To put things in perspective, Crean’s Creative Australia came with $235m ($289m in today’s money). And Keating pushed the boat out with Creative Nation in 1994, spending $250m ($512m).
So what will be in the new policy? Unconfirmed rumours speak of a new national strategy to develop the music industry, and a new suite of fellowships for senior artists. As Burke’s stated priority, First Nations arts and culture will almost certainly be a winner.
And there will be some significant initiatives that won’t cost a lot of money. The government already has signalled some kind of minimum Australian content rule for the global streaming services such as Netflix, Amazon Prime and Disney+. Such a measure would ensure the multinationals make a fair contribution to Australian stories on screen.
The Australia Council, too, is set for a revamp. As already announced, the arts funding agency will take on the responsibilities of Creative Partnerships Australia, which promotes private-sector support for the arts through philanthropy and sponsorships.
It’s likely, too, that the Australia Council’s remit will be broadened to include the commercial arts and entertainment sector, as well as the subsidised arts.
How this will work in practice isn’t clear, but it makes sense that the creative sector should be addressed as a whole ecology, comprising many different species. At the least, a cultural policy should be a guiding document for the sector’s future development and strategic allocation of resources.

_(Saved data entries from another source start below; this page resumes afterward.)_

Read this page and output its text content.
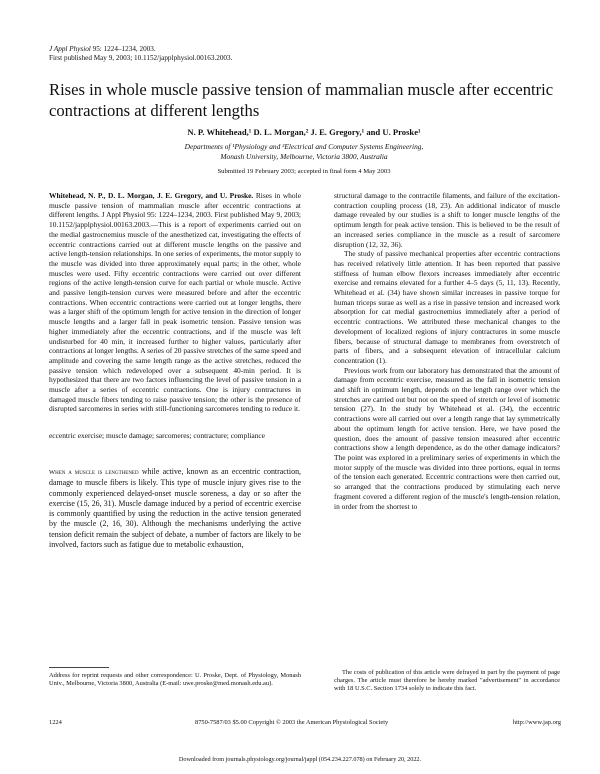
J Appl Physiol 95: 1224–1234, 2003.
First published May 9, 2003; 10.1152/japplphysiol.00163.2003.
Rises in whole muscle passive tension of mammalian muscle after eccentric contractions at different lengths
N. P. Whitehead,¹ D. L. Morgan,² J. E. Gregory,¹ and U. Proske¹
Departments of ¹Physiology and ²Electrical and Computer Systems Engineering,
Monash University, Melbourne, Victoria 3800, Australia
Submitted 19 February 2003; accepted in final form 4 May 2003
Whitehead, N. P., D. L. Morgan, J. E. Gregory, and U. Proske. Rises in whole muscle passive tension of mammalian muscle after eccentric contractions at different lengths. J Appl Physiol 95: 1224–1234, 2003. First published May 9, 2003; 10.1152/japplphysiol.00163.2003.—This is a report of experiments carried out on the medial gastrocnemius muscle of the anesthetized cat, investigating the effects of eccentric contractions carried out at different muscle lengths on the passive and active length-tension relationships. In one series of experiments, the motor supply to the muscle was divided into three approximately equal parts; in the other, whole muscles were used. Fifty eccentric contractions were carried out over different regions of the active length-tension curve for each partial or whole muscle. Active and passive length-tension curves were measured before and after the eccentric contractions. When eccentric contractions were carried out at longer lengths, there was a larger shift of the optimum length for active tension in the direction of longer muscle lengths and a larger fall in peak isometric tension. Passive tension was higher immediately after the eccentric contractions, and if the muscle was left undisturbed for 40 min, it increased further to higher values, particularly after contractions at longer lengths. A series of 20 passive stretches of the same speed and amplitude and covering the same length range as the active stretches, reduced the passive tension which redeveloped over a subsequent 40-min period. It is hypothesized that there are two factors influencing the level of passive tension in a muscle after a series of eccentric contractions. One is injury contractures in damaged muscle fibers tending to raise passive tension; the other is the presence of disrupted sarcomeres in series with still-functioning sarcomeres tending to reduce it.
eccentric exercise; muscle damage; sarcomeres; contracture; compliance
When a muscle is lengthened while active, known as an eccentric contraction, damage to muscle fibers is likely. This type of muscle injury gives rise to the commonly experienced delayed-onset muscle soreness, a day or so after the exercise (15, 26, 31). Muscle damage induced by a period of eccentric exercise is commonly quantified by using the reduction in the active tension generated by the muscle (2, 16, 30). Although the mechanisms underlying the active tension deficit remain the subject of debate, a number of factors are likely to be involved, factors such as fatigue due to metabolic exhaustion,

structural damage to the contractile filaments, and failure of the excitation-contraction coupling process (18, 23). An additional indicator of muscle damage revealed by our studies is a shift to longer muscle lengths of the optimum length for peak active tension. This is believed to be the result of an increased series compliance in the muscle as a result of sarcomere disruption (12, 32, 36).

The study of passive mechanical properties after eccentric contractions has received relatively little attention. It has been reported that passive stiffness of human elbow flexors increases immediately after eccentric exercise and remains elevated for a further 4–5 days (5, 11, 13). Recently, Whitehead et al. (34) have shown similar increases in passive torque for human triceps surae as well as a rise in passive tension and increased work absorption for cat medial gastrocnemius immediately after a period of eccentric contractions. We attributed these mechanical changes to the development of localized regions of injury contractures in some muscle fibers, because of structural damage to membranes from overstretch of parts of fibers, and a subsequent elevation of intracellular calcium concentration (1).

Previous work from our laboratory has demonstrated that the amount of damage from eccentric exercise, measured as the fall in isometric tension and shift in optimum length, depends on the length range over which the stretches are carried out but not on the speed of stretch or level of isometric tension (27). In the study by Whitehead et al. (34), the eccentric contractions were all carried out over a length range that lay symmetrically about the optimum length for active tension. Here, we have posed the question, does the amount of passive tension measured after eccentric contractions show a length dependence, as do the other damage indicators? The point was explored in a preliminary series of experiments in which the motor supply of the muscle was divided into three portions, equal in terms of the tension each generated. Eccentric contractions were then carried out, so arranged that the contractions produced by stimulating each nerve fragment covered a different region of the muscle's length-tension relation, in order from the shortest to

Address for reprint requests and other correspondence: U. Proske, Dept. of Physiology, Monash Univ., Melbourne, Victoria 3800, Australia (E-mail: uwe.proske@med.monash.edu.au).
The costs of publication of this article were defrayed in part by the payment of page charges. The article must therefore be hereby marked "advertisement" in accordance with 18 U.S.C. Section 1734 solely to indicate this fact.
1224	8750-7587/03 $5.00 Copyright © 2003 the American Physiological Society	http://www.jap.org
Downloaded from journals.physiology.org/journal/jappl (054.234.227.078) on February 20, 2022.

Burke has outlined his policy’s five themes or pillars: First Nations arts, cultural diversity, the role of artists as creative and economic producers, strong institutions, and audience development.
More ambitious is his stated intention to make connections between the creative arts and other functions of government, such as health, education and foreign affairs and trade.
The potential is huge: imagine music education being made available to every schoolchild, or the therapeutic benefits of art and music being deployed in the health and aged-care system. None of these things is new or radical, but rarely are they rolled out in a consistent way that will ensure long-term success.
Burke will not be able to avoid the immediate needs of the arts sector as it emerges from the pandemic and into the bracing winds of high inflation.
Industry body Live Performance Australia reports earnings among its members are down 30-35 per cent on average. Last week the Australian Bureau of Statistics reported a drop in revenue for the arts and recreation sector – the largest percentage fall of any major industry – citing cost-of-living pressures on households. People are going to shows, but not as often and not spending as much.
That comes on top of other demands for attention: from the embattled small to medium companies, to the woefully low incomes for writers, an acute skills shortage in the sector, and the dire circumstances of our national institutions. Labor scrapped the Coalition’s $20m extension to the Covid-relief RISE program, but so far has not made a single grant from its promised Live Performance Support Fund, announced in September.
Burke has said, often, that the arts suffered a decade of neglect under the Coalition. The refrain is starting to sound a little thin. On Monday, the test for Burke is whether he and Labor can do better.